= Basser Library =

The Basser Library is the library of the Australian Academy of Science, established in 1960 following the donation of £25,000 ($50,000), by philanthropist Sir Adolph Basser (1887–1965). The Library collects published and unpublished material documenting the history of science in Australia, with a particular emphasis on collecting biographical material about prominent scientists, and promotes related historical research.

The library is open to the public by appointment.

== Collections ==

=== Manuscript collection ===
The manuscript collection contains 219 sets of papers, ranging from singular letters through to extensive papers covering many shelf meters. Prominent individual scientists represented in the collection include Sir David Rivett, Sir Ian Wark and Dr Lloyd Rees, academics such as Professor Frank Fenner, Sir Neil Hamilton Fairley and Sir Ernest Titterton and more than 60 other Fellows of the Academy. A number of scientific societies records are also held, including the Australian Institute of Physics and the Geological Society of Australia.

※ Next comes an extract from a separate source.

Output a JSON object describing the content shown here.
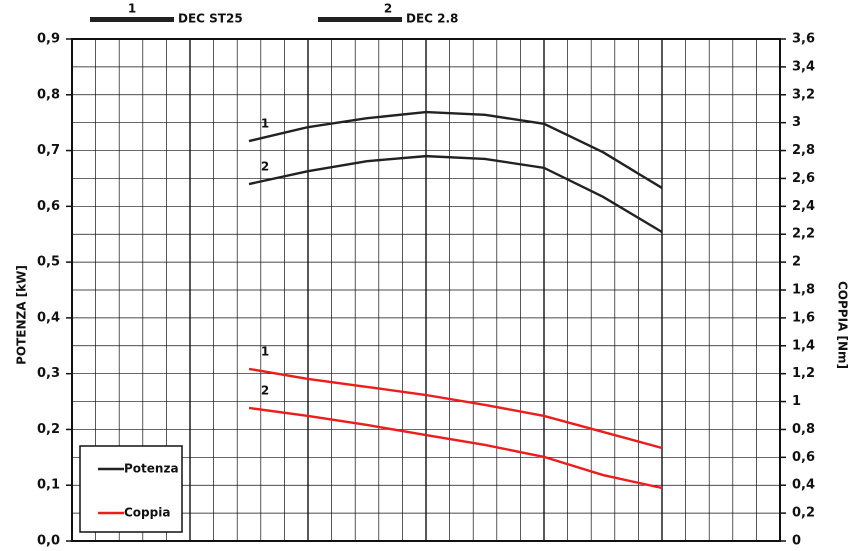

=== Books and journals ===
The collection holds some notable holdings including back sets of Australian scientific periodicals produced by the early colonial Royal Societies and the other voluntary scientific associations that flourished in Australia in the 19th century, such as the Linnean Society of New South Wales.

== Moran Award for History of Science Research ==
Each year the Library offers an award of $2,500 to encourage use of the collections by postgraduate students and other independent researchers.